Professional Development
Learning something or developing a
It is just as easy! Perfection needs practice. One can’t run a marathon by just standing at the door, or walking towards it. To win a marathon, you first need to start by walking, then running and practicing it over and over again until you have built enough endurance. And then you can participate in a marathon! This is how learning and Professional Development happen. For example, in education and teaching there are typically 5 steps in improving education standards, with the first being to work with a professional development provider. From here, the provider can assess the school and create a personalised improvement strategy, which can then be implemented throughout the school to improve communication and the quality of education. If you think this would benefit your staff, then as a starting point, you can learn more here about one of the many institutes that offer professional learning.
Professional Development
Organizations generally rely on on-site training which is reserved for high potential employees and seniors. Here in they spend a day away from their desks and spend time learning something new; however, the next day it is the same routine with emails and pending work. In this case, they get very little or almost no time to implement what they learn in their daily activities.

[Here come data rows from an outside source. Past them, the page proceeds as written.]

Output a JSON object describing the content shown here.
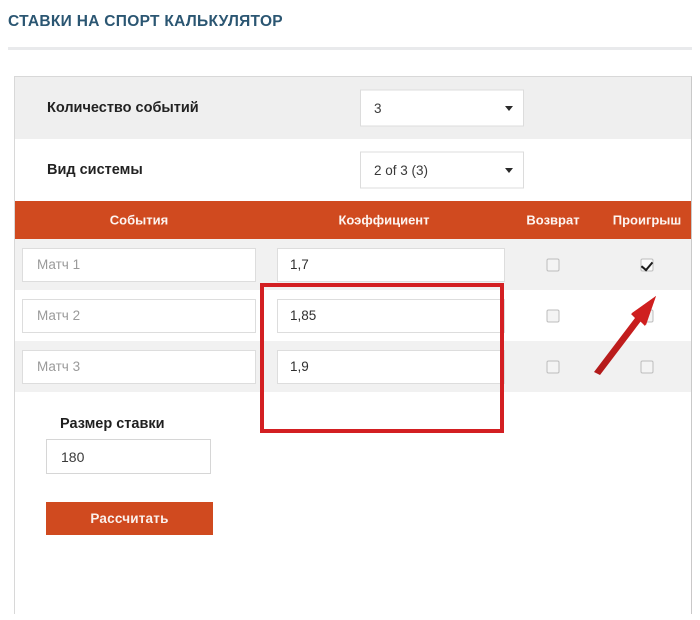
{
  "header": {
    "title": "СТАВКИ НА СПОРТ КАЛЬКУЛЯТОР",
    "title_color": "#2b5672"
  },
  "theme": {
    "accent_orange": "#d04a1f",
    "annotation_red": "#d31f22",
    "row_shade": "#f1f1f1"
  },
  "settings": [
    {
      "label": "Количество событий",
      "select_value": "3",
      "arrow_icon": "chevron-down-icon"
    },
    {
      "label": "Вид системы",
      "select_value": "2 of 3 (3)",
      "arrow_icon": "chevron-down-icon"
    }
  ],
  "table": {
    "columns": [
      "События",
      "Коэффициент",
      "Возврат",
      "Проигрыш"
    ],
    "rows": [
      {
        "event_placeholder": "Матч 1",
        "coefficient": "1,7",
        "return_checked": false,
        "loss_checked": true
      },
      {
        "event_placeholder": "Матч 2",
        "coefficient": "1,85",
        "return_checked": false,
        "loss_checked": false
      },
      {
        "event_placeholder": "Матч 3",
        "coefficient": "1,9",
        "return_checked": false,
        "loss_checked": false
      }
    ]
  },
  "stake": {
    "label": "Размер ставки",
    "value": "180",
    "button_label": "Рассчитать"
  },
  "annotations": {
    "coefficient_highlight": "red-rectangle-around-coefficient-column",
    "loss_checkbox_pointer": "red-arrow-icon"
  }
}
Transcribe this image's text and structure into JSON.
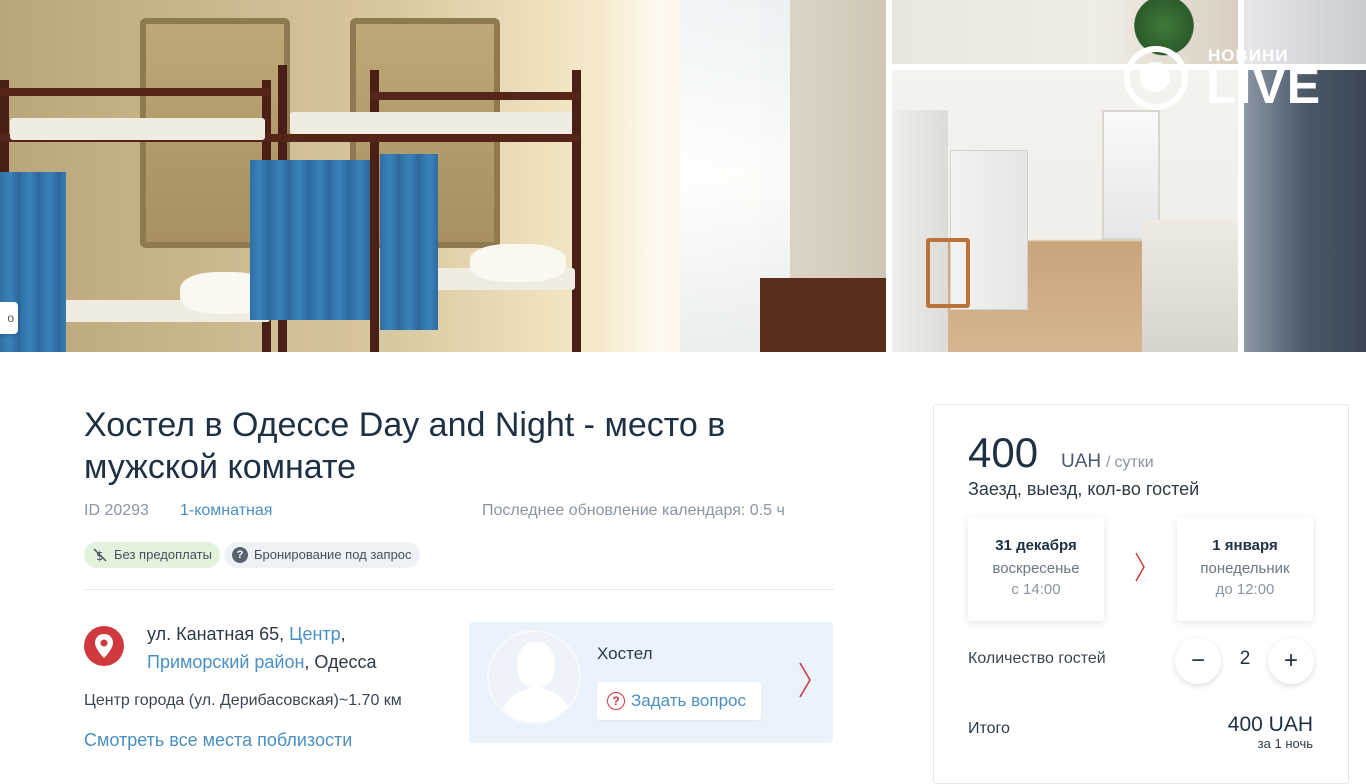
{
  "gallery": {
    "more_button_label": "о"
  },
  "watermark": {
    "top_text": "НОВИНИ",
    "main_text": "LIVE"
  },
  "listing": {
    "title": "Хостел в Одессе Day and Night - место в мужской комнате",
    "id_text": "ID 20293",
    "rooms": "1-комнатная",
    "calendar_update": "Последнее обновление календаря: 0.5 ч",
    "badges": [
      {
        "label": "Без предоплаты",
        "icon": "no-prepayment-icon"
      },
      {
        "label": "Бронирование под запрос",
        "icon": "question-icon"
      }
    ]
  },
  "location": {
    "street": "ул. Канатная 65, ",
    "district_center": "Центр",
    "comma": ",",
    "district": "Приморский район",
    "city": ", Одесса",
    "center_distance": "Центр города (ул. Дерибасовская)~1.70 км",
    "nearby_link": "Смотреть все места поблизости"
  },
  "host": {
    "name": "Хостел",
    "ask_button": "Задать вопрос"
  },
  "booking": {
    "price": "400",
    "currency": "UAH",
    "slash": "/",
    "per": "сутки",
    "dates_label": "Заезд, выезд, кол-во гостей",
    "checkin": {
      "date": "31 декабря",
      "weekday": "воскресенье",
      "time": "с 14:00"
    },
    "checkout": {
      "date": "1 января",
      "weekday": "понедельник",
      "time": "до 12:00"
    },
    "guests_label": "Количество гостей",
    "guests_minus": "−",
    "guests_value": "2",
    "guests_plus": "+",
    "total_label": "Итого",
    "total_value": "400 UAH",
    "total_note": "за 1 ночь"
  },
  "colors": {
    "accent_blue": "#4a8fc4",
    "accent_red": "#d03a3e",
    "title_dark": "#1e3144"
  }
}
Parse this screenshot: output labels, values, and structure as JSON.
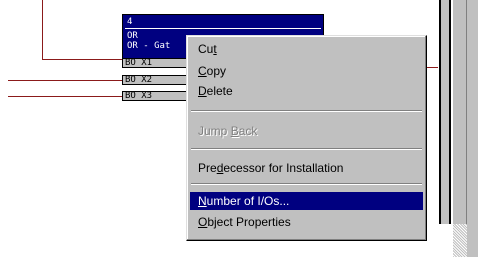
{
  "block": {
    "number": "4",
    "type": "OR",
    "name": "OR - Gat",
    "pins": [
      "BO X1",
      "BO X2",
      "BO X3"
    ]
  },
  "context_menu": {
    "items": [
      {
        "pre": "Cu",
        "acc": "t",
        "post": "",
        "state": "normal"
      },
      {
        "pre": "",
        "acc": "C",
        "post": "opy",
        "state": "normal"
      },
      {
        "pre": "",
        "acc": "D",
        "post": "elete",
        "state": "normal"
      },
      {
        "pre": "Jump ",
        "acc": "B",
        "post": "ack",
        "state": "disabled"
      },
      {
        "pre": "Pre",
        "acc": "d",
        "post": "ecessor for Installation",
        "state": "normal"
      },
      {
        "pre": "",
        "acc": "N",
        "post": "umber of I/Os...",
        "state": "selected"
      },
      {
        "pre": "",
        "acc": "O",
        "post": "bject Properties",
        "state": "normal"
      }
    ]
  },
  "colors": {
    "wire": "#8b1a1a",
    "block_header": "#000080",
    "menu_background": "#c0c0c0",
    "selection": "#000080"
  }
}
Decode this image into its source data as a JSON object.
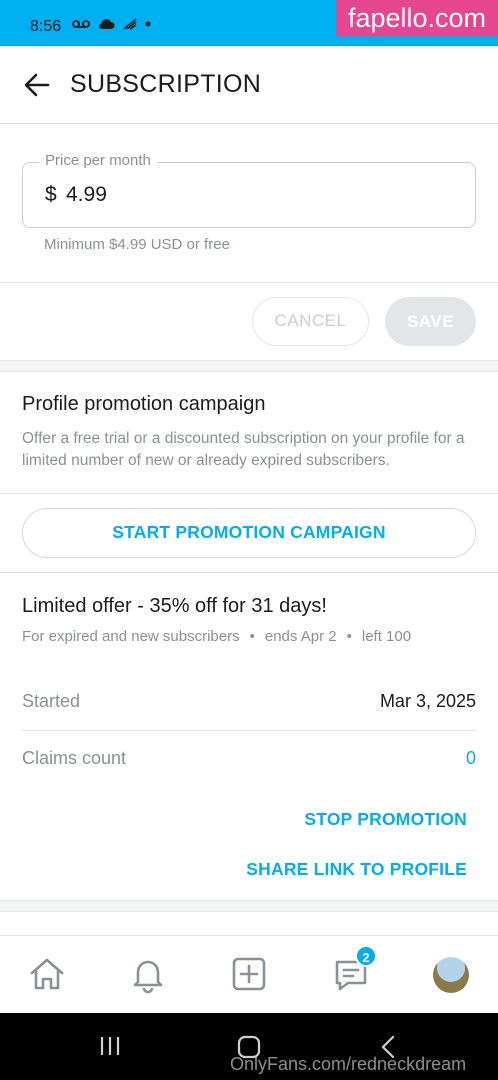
{
  "status_bar": {
    "time": "8:56",
    "icons": [
      "voicemail-icon",
      "cloud-icon",
      "wifi-call-icon",
      "dot-icon"
    ]
  },
  "watermark_top": "fapello.com",
  "header": {
    "title": "SUBSCRIPTION"
  },
  "price": {
    "legend": "Price per month",
    "currency": "$",
    "value": "4.99",
    "hint": "Minimum $4.99 USD or free"
  },
  "actions": {
    "cancel": "CANCEL",
    "save": "SAVE"
  },
  "promotion": {
    "title": "Profile promotion campaign",
    "description": "Offer a free trial or a discounted subscription on your profile for a limited number of new or already expired subscribers.",
    "start_button": "START PROMOTION CAMPAIGN"
  },
  "offer": {
    "title": "Limited offer - 35% off for 31 days!",
    "audience": "For expired and new subscribers",
    "ends": "ends Apr 2",
    "left": "left 100",
    "started_label": "Started",
    "started_value": "Mar 3, 2025",
    "claims_label": "Claims count",
    "claims_value": "0",
    "stop_button": "STOP PROMOTION",
    "share_button": "SHARE LINK TO PROFILE"
  },
  "bottom_nav": {
    "messages_badge": "2"
  },
  "watermark_bottom": "OnlyFans.com/redneckdream",
  "colors": {
    "accent": "#00aff0",
    "muted": "#8a9196",
    "watermark": "#e6468f"
  }
}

Work would go on and on after a professional development training program, but there won’t be any progress and changes seen in the processes. What we can learn from this is learning is a process that requires practice to get the desired results. And this is exactly where most organizations go wrong in the training programs for Professional Development. Having a one-day training program and expecting changes is equivalent to giving someone a day-long lecture on driving and expecting them to drive flawlessly the next day.
This signifies why you should take things in a phased manner. Learning is building on something that you have learned and applying it bit by bit and then learning some more. It is not a one-day process. The same thing needs to be applied to workplace learning.
Instead of training the employees for one day and expecting them to apply it on their terms, the organizations should teach their employees something new every day and give them time to practice it and then implement it. This way everyone is in a benefit, employees will learn something new every day, and the management of the organization will also get the desired results and changes they need to have in the organization for Professional Development.
The process is simple, crystal clear. Learn something new, apply it to the work routines, keep repeating it until you have perfected it, and then move on to learn something new. It is simple math and a completely wrong myth!